The Church has spent 4 years gathering our concerns about that future. It sifted out the most prominent themes from the 17,000 submissions during the First Assembly in October last year. Now that final synthesis of 8 themes will be put into action by its 30 motions this week. The 277 delegates have voted each day on how we will make these changes so desperately needed in a wounded Church with dramatically falling numbers.
The 8 themes to be voted on are:
- Reconciliation: Healing Wounds, Receiving Gifts
- Choosing Repentance ‐ Seeking Healing
- Called by Christ ‐ Sent Forth as Missionary Disciples
- Witnessing to the Equal Dignity of Women and Men
- Communion in Grace: Sacrament to the World
- Formation and Leadership for Mission and Ministry
- At the Service of Communion, Participation and Mission: Governance
- Integral Ecology and Conversion for the Sake of Our Common Home
Monday 4th saw the proposed actions under Theme 1, Reconciliation and Healing with Aboriginal and Torres Strait Islanders, passed with tremendous support for the implementation of the ‘Uluru statement from the Heart’ and ‘Embracing Aboriginal and Torres Strait Islanders in the life of the Catholic Church’.
Then a very moving liturgy united the whole Assembly in grieving and asking forgiveness for the sins of the Church in relation to sexual abuse. The motions – about children, young people and vulnerable adults having been abused by clergy, religious and lay workers in the Church and that religious leaders failed to act sufficiently in response – were passed overwhelming. A good start to the week!
Tuesday 5th was a very different kind of day. There were motions on the Mission Theme which affirmed that we need to move from our traditional pastoral ministry of mere conservation to a more missionary energy becoming a more listening Church with healthy and fruitful relationships between laity and clergy.

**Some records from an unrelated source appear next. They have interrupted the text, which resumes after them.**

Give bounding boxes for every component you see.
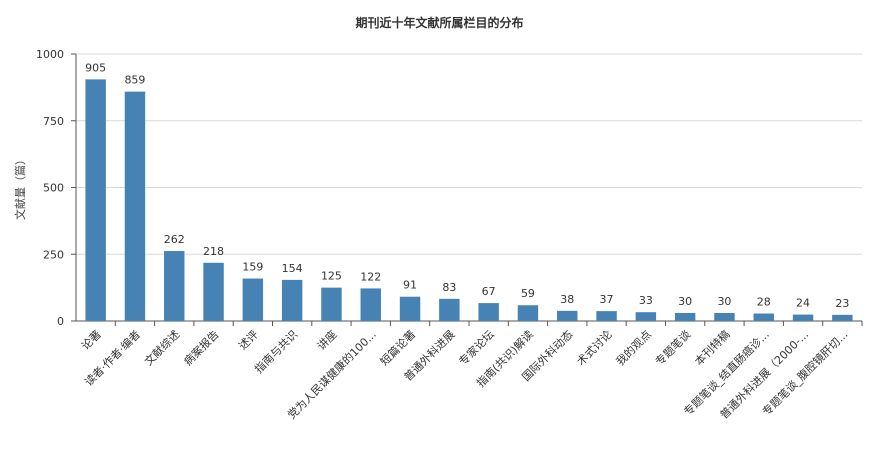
bar[interactable] <box>242 278 264 321</box>
data-label: 37 <box>600 293 614 306</box>
gridlines <box>76 53 862 255</box>
data-label: 262 <box>164 233 185 246</box>
data-label: 23 <box>835 297 849 310</box>
data-labels: 905 859 262 218 159 154 125 122 91 83 67 59 38 37 33 30… <box>85 61 849 309</box>
x-tick-label: 专题笔谈 <box>652 327 693 368</box>
data-label: 28 <box>757 296 771 309</box>
data-label: 122 <box>360 270 381 283</box>
data-label: 154 <box>282 262 303 275</box>
bar[interactable] <box>557 310 578 321</box>
data-label: 83 <box>442 281 456 294</box>
data-label: 905 <box>85 61 106 74</box>
bar[interactable] <box>596 311 617 321</box>
data-label: 859 <box>124 74 145 87</box>
bar[interactable] <box>85 79 106 322</box>
bar[interactable] <box>399 296 421 321</box>
x-tick-label: 专家论坛 <box>456 327 497 368</box>
bar[interactable] <box>635 312 657 321</box>
y-axis-label: 文献量（篇） <box>13 154 27 220</box>
bar[interactable] <box>517 305 539 321</box>
y-tick-label: 0 <box>57 315 64 328</box>
y-tick-label: 1000 <box>36 48 64 61</box>
bar[interactable] <box>439 298 460 321</box>
bar[interactable] <box>478 303 499 321</box>
data-label: 24 <box>796 297 810 310</box>
bar[interactable] <box>164 251 185 321</box>
bar[interactable] <box>124 91 146 321</box>
data-label: 159 <box>242 261 263 274</box>
bar[interactable] <box>832 314 853 321</box>
data-label: 91 <box>403 279 417 292</box>
data-label: 125 <box>321 270 342 283</box>
x-tick-label: 术式讨论 <box>574 327 615 368</box>
data-label: 67 <box>482 285 496 298</box>
y-tick-label: 500 <box>43 182 64 195</box>
x-tick-label: 我的观点 <box>613 327 654 368</box>
y-tick-label: 750 <box>43 115 64 128</box>
x-tick-label: 论著 <box>78 327 103 352</box>
bar[interactable] <box>321 287 342 321</box>
x-tick-label: 讲座 <box>314 327 339 352</box>
bar[interactable] <box>714 312 735 321</box>
chart-title: 期刊近十年文献所属栏目的分布 <box>355 15 523 30</box>
bar[interactable] <box>360 288 381 321</box>
x-tick-label: 病案报告 <box>181 327 222 368</box>
x-tick-label: 本刊特稿 <box>692 327 733 368</box>
y-axis-ticks: 0 250 500 750 1000 <box>36 48 76 328</box>
bar[interactable] <box>753 313 774 321</box>
data-label: 30 <box>678 295 692 308</box>
data-label: 33 <box>639 294 653 307</box>
data-label: 38 <box>560 293 574 306</box>
bar[interactable] <box>792 314 814 321</box>
y-tick-label: 250 <box>43 248 64 261</box>
x-tick-label: 指南与共识 <box>251 327 300 376</box>
bar[interactable] <box>281 279 303 321</box>
bar[interactable] <box>203 262 224 321</box>
bars <box>85 79 853 322</box>
bar[interactable] <box>674 312 696 321</box>
data-label: 218 <box>203 245 224 258</box>
x-tick-label: 文献综述 <box>141 327 182 368</box>
x-tick-label: 短篇论著 <box>377 327 418 368</box>
x-tick-label: 述评 <box>236 328 261 353</box>
data-label: 30 <box>717 295 731 308</box>
data-label: 59 <box>521 287 535 300</box>
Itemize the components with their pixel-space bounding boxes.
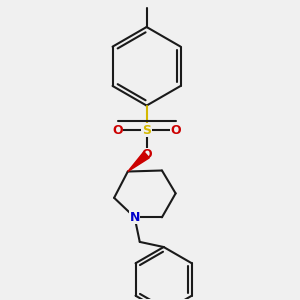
- Polygon shape: [128, 152, 149, 172]
- Text: S: S: [142, 124, 151, 137]
- Text: O: O: [170, 124, 181, 137]
- Text: O: O: [112, 124, 123, 137]
- Text: O: O: [141, 148, 152, 161]
- Text: N: N: [129, 211, 140, 224]
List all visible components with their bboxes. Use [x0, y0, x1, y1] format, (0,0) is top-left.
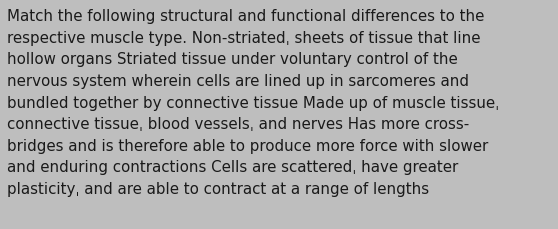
Text: Match the following structural and functional differences to the
respective musc: Match the following structural and funct…: [7, 9, 499, 196]
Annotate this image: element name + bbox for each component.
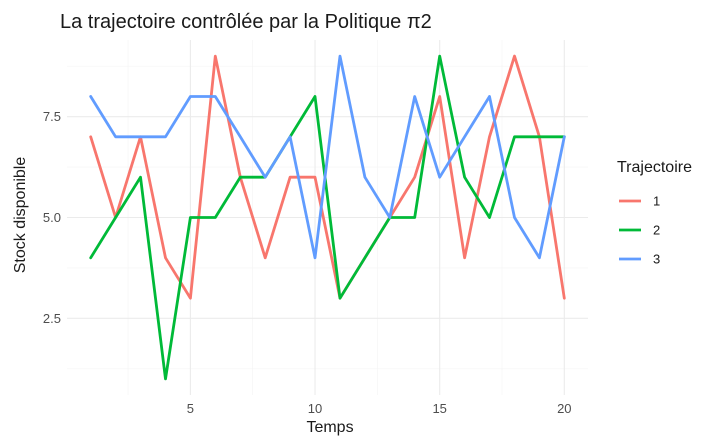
chart-title: La trajectoire contrôlée par la Politiqu… — [60, 11, 432, 33]
legend-title: Trajectoire — [617, 159, 692, 176]
series-line-2 — [89, 54, 566, 381]
legend-label-1: 1 — [653, 194, 660, 209]
x-axis-title: Temps — [306, 419, 353, 436]
legend-label-2: 2 — [653, 223, 660, 238]
series-line-3 — [89, 54, 566, 260]
series-line-1 — [89, 54, 566, 300]
y-tick-label: 2.5 — [43, 311, 61, 326]
y-tick-label: 7.5 — [43, 109, 61, 124]
x-tick-label: 15 — [432, 401, 446, 416]
y-tick-label: 5.0 — [43, 210, 61, 225]
x-tick-label: 5 — [187, 401, 194, 416]
legend-label-3: 3 — [653, 252, 660, 267]
x-tick-label: 10 — [308, 401, 322, 416]
x-tick-labels: 5 10 15 20 — [187, 401, 572, 416]
legend: Trajectoire 1 2 3 — [617, 159, 692, 267]
series-lines — [89, 54, 566, 381]
y-tick-labels: 2.5 5.0 7.5 — [43, 109, 61, 326]
y-axis-title: Stock disponible — [12, 157, 29, 274]
x-tick-label: 20 — [557, 401, 571, 416]
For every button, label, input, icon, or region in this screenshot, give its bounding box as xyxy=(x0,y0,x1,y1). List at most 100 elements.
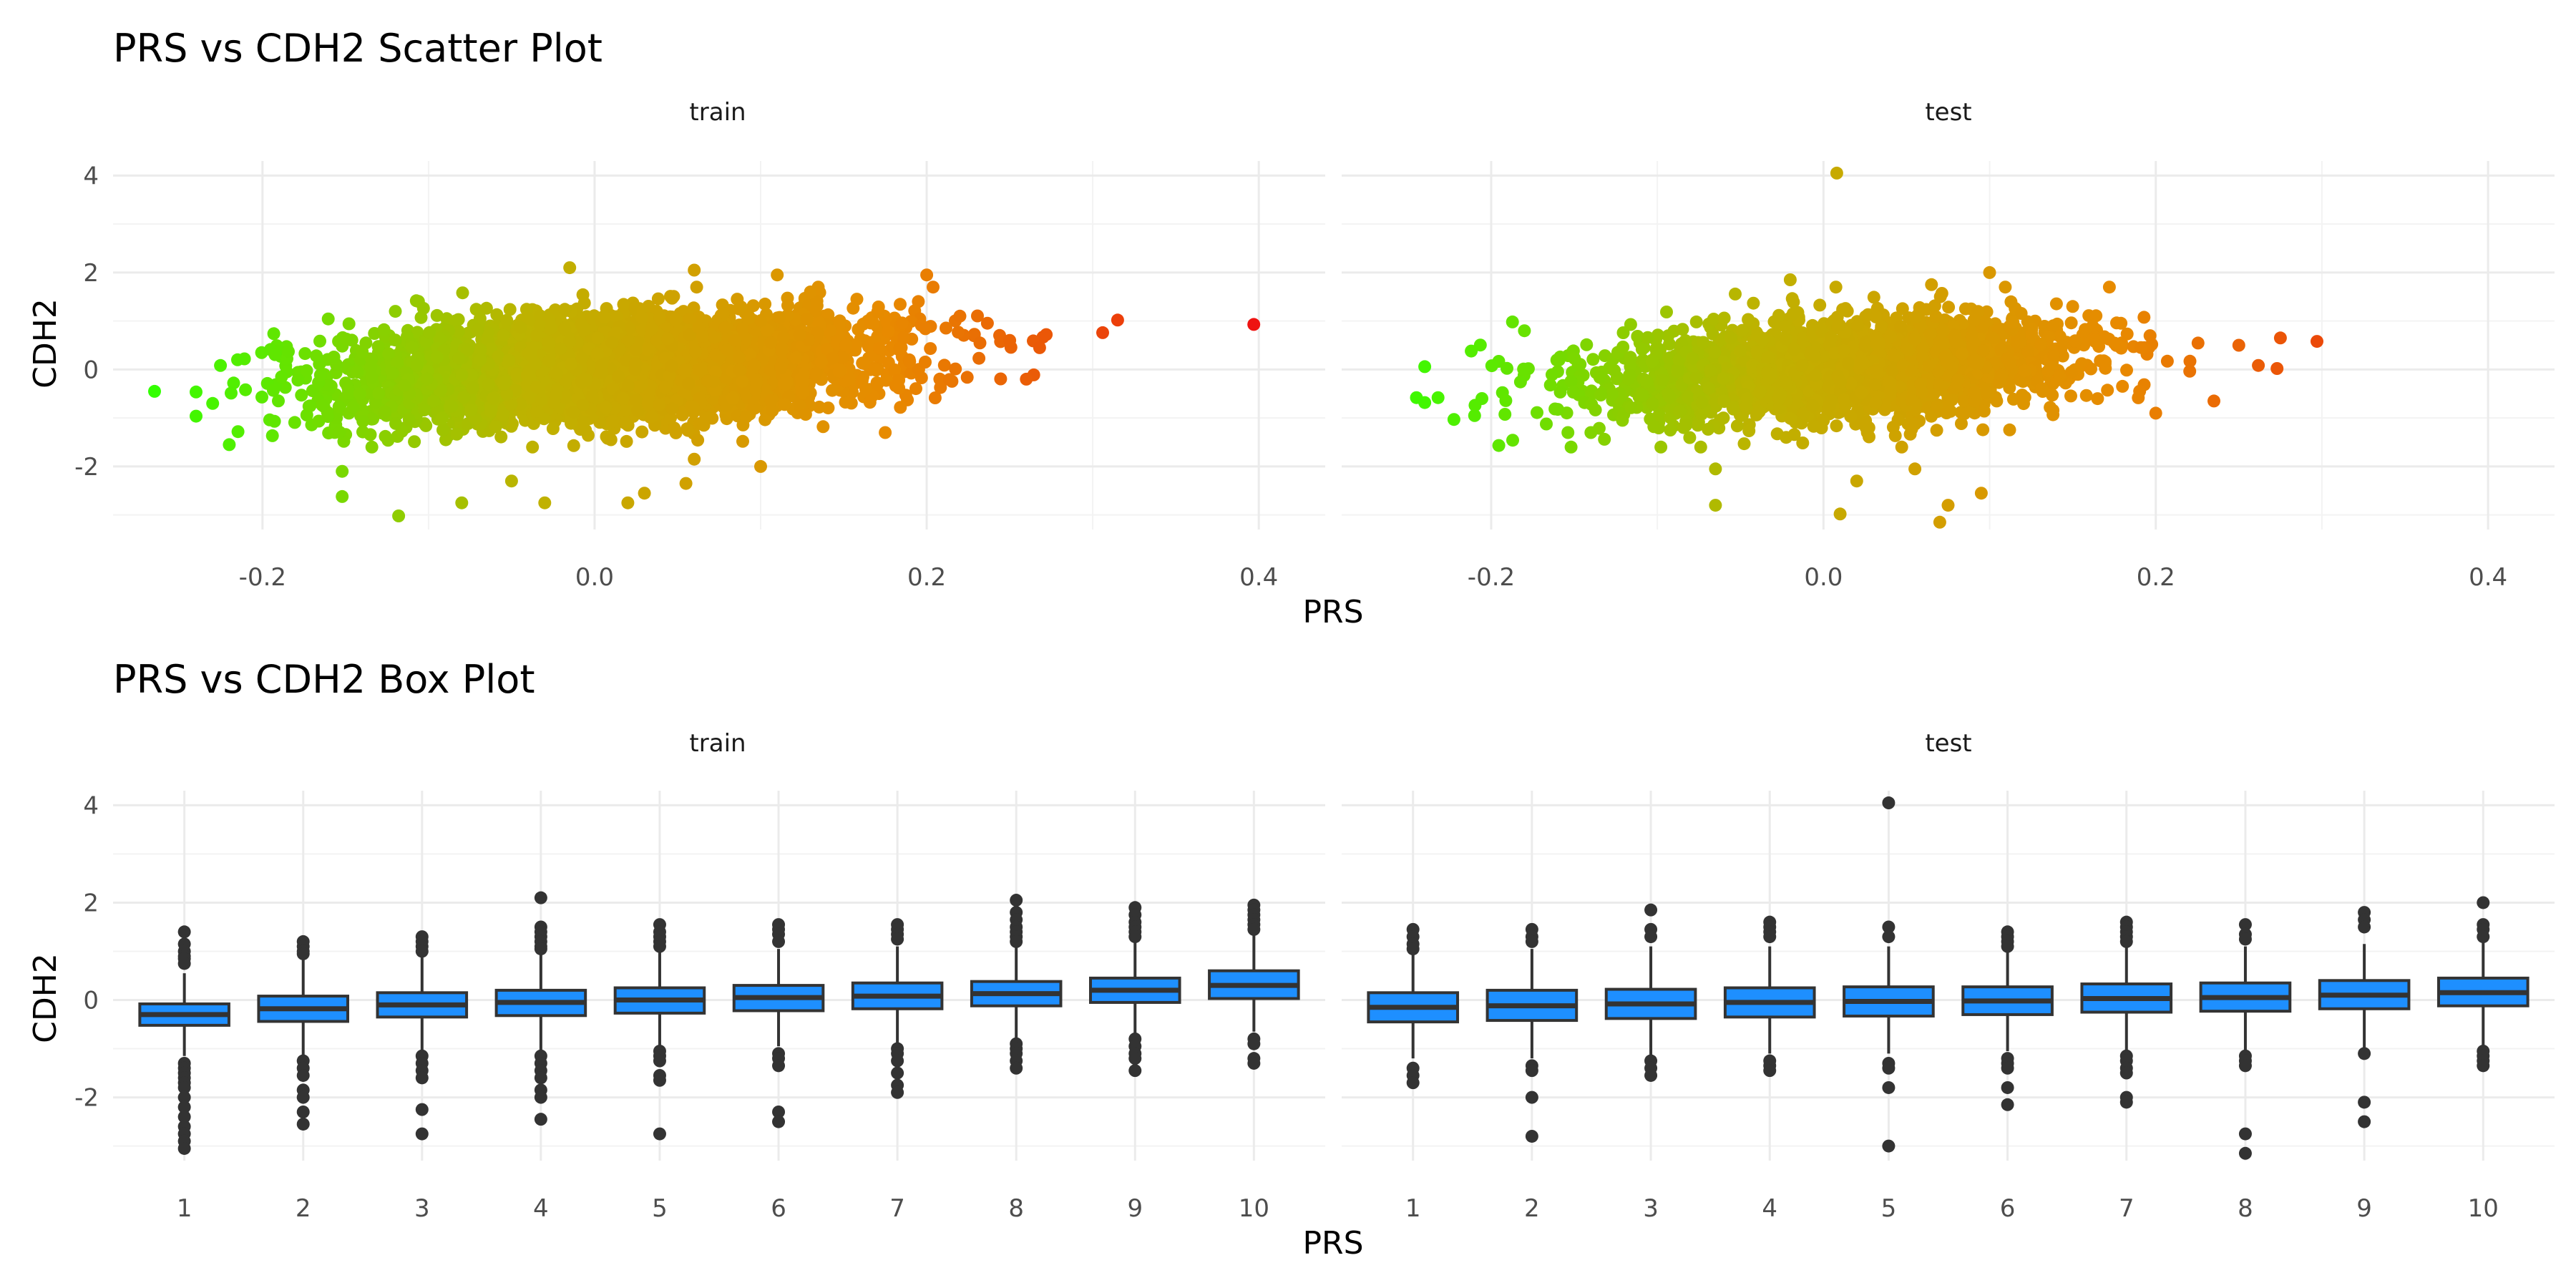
scatter-point xyxy=(972,351,986,365)
scatter-point xyxy=(833,314,847,328)
scatter-point xyxy=(934,381,947,394)
scatter-point xyxy=(295,389,308,402)
scatter-point xyxy=(275,370,288,384)
scatter-point xyxy=(449,314,462,328)
scatter-point xyxy=(973,336,987,350)
scatter-point xyxy=(839,396,852,409)
scatter-point xyxy=(665,291,679,305)
scatter-point xyxy=(377,323,391,336)
scatter-point xyxy=(456,286,469,300)
scatter-point xyxy=(505,417,519,431)
scatter-point xyxy=(489,420,502,434)
scatter-point xyxy=(544,321,557,335)
scatter-point xyxy=(321,312,335,326)
scatter-point xyxy=(859,382,872,396)
scatter-point xyxy=(190,409,203,423)
scatter-point xyxy=(847,301,860,315)
scatter-point xyxy=(919,356,932,369)
scatter-point xyxy=(239,383,253,396)
scatter-point xyxy=(526,440,540,454)
scatter-point xyxy=(379,405,391,419)
scatter-point xyxy=(558,303,572,316)
scatter-point xyxy=(267,327,280,341)
scatter-point xyxy=(190,385,203,399)
scatter-point xyxy=(653,311,667,324)
scatter-point xyxy=(888,363,902,376)
scatter-point xyxy=(635,425,649,439)
scatter-point xyxy=(272,394,285,408)
scatter-point xyxy=(298,347,312,361)
scatter-point xyxy=(497,328,510,342)
scatter-point xyxy=(419,419,433,432)
scatter-point xyxy=(606,414,620,428)
scatter-point xyxy=(716,307,730,321)
scatter-point xyxy=(651,292,665,306)
scatter-point xyxy=(558,322,572,336)
scatter-point xyxy=(942,373,956,386)
scatter-point xyxy=(894,401,907,414)
scatter-point xyxy=(691,434,705,447)
scatter-point xyxy=(812,400,826,414)
scatter-point xyxy=(227,376,240,390)
scatter-point xyxy=(288,416,301,429)
scatter-point xyxy=(268,348,282,361)
scatter-point xyxy=(778,398,791,411)
scatter-point xyxy=(618,416,632,430)
scatter-point xyxy=(746,299,760,313)
scatter-point xyxy=(567,439,580,452)
scatter-point xyxy=(799,408,812,421)
scatter-point xyxy=(423,326,436,339)
scatter-point xyxy=(356,414,370,428)
scatter-point xyxy=(894,298,907,311)
scatter-strip-train: train xyxy=(689,98,746,127)
scatter-point xyxy=(897,331,910,344)
scatter-point xyxy=(332,400,346,414)
scatter-point xyxy=(450,427,464,441)
scatter-point xyxy=(457,391,471,404)
scatter-point xyxy=(789,351,803,364)
scatter-point xyxy=(291,374,305,387)
scatter-point xyxy=(641,398,655,411)
scatter-point xyxy=(937,358,951,372)
scatter-point xyxy=(800,313,814,326)
scatter-point xyxy=(668,421,681,435)
scatter-title: PRS vs CDH2 Scatter Plot xyxy=(113,26,602,71)
scatter-point xyxy=(333,425,346,439)
scatter-point xyxy=(821,308,835,321)
scatter-point xyxy=(455,368,469,381)
scatter-point xyxy=(869,364,883,377)
scatter-point xyxy=(214,358,228,372)
scatter-point xyxy=(490,308,504,321)
scatter-point xyxy=(653,398,666,411)
scatter-point xyxy=(389,333,402,347)
scatter-point xyxy=(310,349,323,363)
scatter-point xyxy=(430,308,444,322)
scatter-point xyxy=(402,413,416,426)
scatter-point xyxy=(971,309,984,323)
scatter-point xyxy=(231,425,245,439)
scatter-point xyxy=(924,342,937,356)
scatter-point xyxy=(816,420,830,434)
scatter-point xyxy=(882,325,895,338)
scatter-point xyxy=(665,402,679,416)
scatter-point xyxy=(604,433,618,447)
scatter-point xyxy=(690,280,703,294)
scatter-point xyxy=(726,391,740,405)
scatter-point xyxy=(620,434,633,448)
scatter-point xyxy=(781,298,794,312)
scatter-point xyxy=(839,338,853,352)
scatter-point xyxy=(436,411,449,425)
scatter-point xyxy=(994,372,1008,386)
scatter-point xyxy=(351,366,364,379)
scatter-point xyxy=(864,316,877,330)
scatter-point xyxy=(416,301,430,315)
scatter-point xyxy=(980,316,994,330)
scatter-point xyxy=(736,322,750,336)
scatter-point xyxy=(282,345,295,358)
scatter-point xyxy=(781,375,794,388)
scatter-chart: PRS vs CDH2 Scatter Plot train test -0.2… xyxy=(27,26,2555,630)
scatter-point xyxy=(919,322,932,336)
scatter-point xyxy=(365,440,379,454)
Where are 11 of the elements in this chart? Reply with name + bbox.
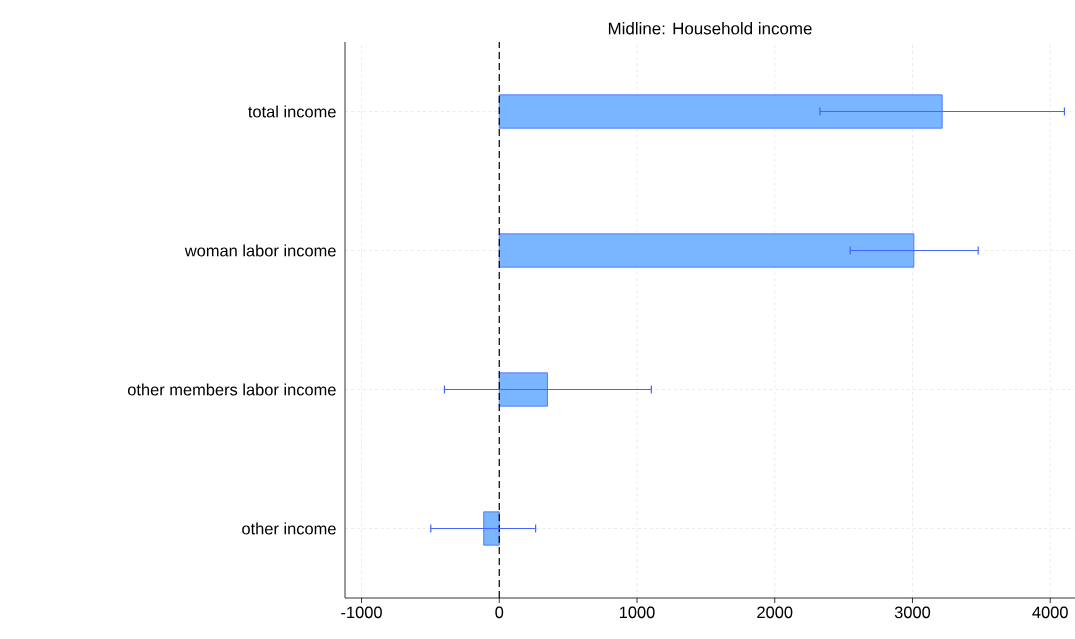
- y-tick-label: other members labor income: [127, 383, 336, 396]
- y-tick-label: woman labor income: [184, 244, 336, 257]
- x-tick-label: 2000: [757, 606, 793, 619]
- x-tick-label: 4000: [1032, 606, 1068, 619]
- x-tick-label: 0: [495, 606, 504, 619]
- chart-title: Midline: Household income: [608, 22, 812, 35]
- y-tick-label: total income: [248, 105, 336, 118]
- x-tick-label: 1000: [619, 606, 655, 619]
- y-tick-label: other income: [242, 522, 336, 535]
- x-tick-label: -1000: [341, 606, 382, 619]
- x-tick-label: 3000: [894, 606, 931, 619]
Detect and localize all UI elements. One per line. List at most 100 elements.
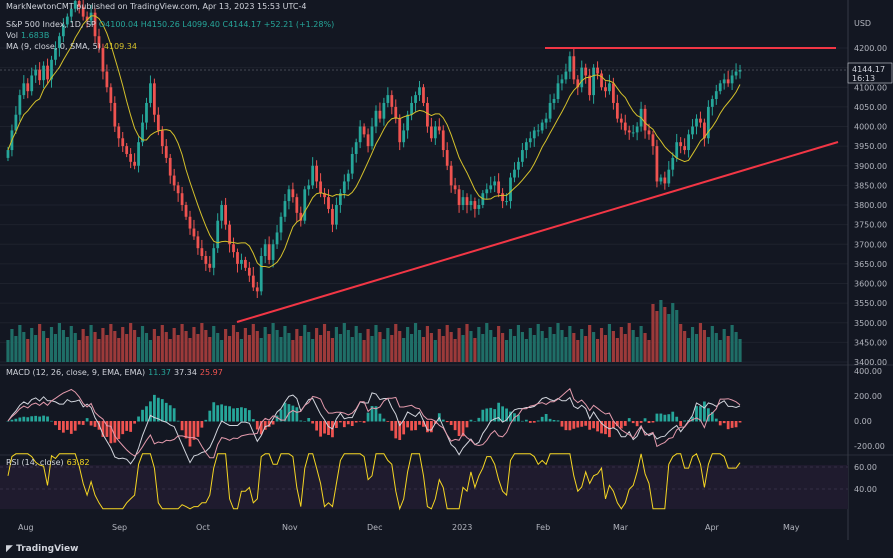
volume-bar <box>188 338 192 362</box>
macd-histogram-bar <box>730 421 734 428</box>
candle-body <box>461 197 465 205</box>
candle-body <box>85 16 89 21</box>
time-tick-label: Apr <box>705 523 720 532</box>
macd-histogram-bar <box>14 418 18 422</box>
macd-histogram-bar <box>703 401 706 422</box>
volume-bar <box>520 332 524 362</box>
candle-body <box>730 75 734 84</box>
volume-bar <box>307 332 311 362</box>
candle-body <box>619 118 623 123</box>
candle-body <box>433 126 437 139</box>
candle-body <box>505 201 508 203</box>
volume-bar <box>694 334 699 362</box>
candle-body <box>513 169 516 178</box>
volume-bar <box>318 335 323 362</box>
volume-bar <box>152 329 156 362</box>
macd-tick-label: 0.00 <box>854 417 872 426</box>
volume-bar <box>370 336 374 362</box>
volume-bar <box>643 333 647 362</box>
macd-histogram-bar <box>259 421 263 435</box>
candle-body <box>200 248 204 257</box>
volume-bar <box>524 339 528 362</box>
volume-bar <box>65 337 69 362</box>
macd-histogram-bar <box>346 421 350 425</box>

However while owning that there are deep wounds in those who are excluded in the church, there was reluctance to name amongst them those who identify as LGBTIQA+ and this caused pain.
Wednesday 6th The next Theme of Equal Dignity of Men and Women was even more contentious and fraught with division. With their deliberative vote, the Bishops voted down the motion on Equal Dignity of Men and Women in the Church with some commentators following the vote citing the motion itself as being worded too broadly. In response to the bishops’ vote, a number of the women members and some men rose and stood apart from the body of the Assembly in strong protest. Many in the Assembly were visually upset at this motion being blocked.
Long deliberation and meetings followed. But to the credit of the Bishops and the flexibility of those planning the days, some newly drafted motions on this topic will be presented again on Friday. Hopefully the result will be one that will be healing.
Thursday 7th Delegates returned to the task ‘strangely with a new sense of unity’, commented one delegate. Many commented on people with opposing views on the previous day’s contentious issues talking about differences. There was much discernment in the Holy Spirit and solidarity in action.
The Plenary Council members moved on together and passed motions around the next Theme of Church Governance centering on formation of Parish and Diocesan Pastoral Councils and synodality. They voted to use as a guide the material developed in ‘The Light from the Southern Cross’ document.
On the Theme of Integral Ecology the Council voted that each Diocese and Parish undertake ecological education and the fostering of ecological spirituality through the study of Laudato Si’.
Two days remain at the time of writing this piece. Canon Law describes a Plenary Council as a meeting of the churches. We who are still part of those ‘churches’ and who have clung on to the small hope that our voice would be heard in our 17,000 submissions from 2018 have a sense that perhaps this is really happening after all.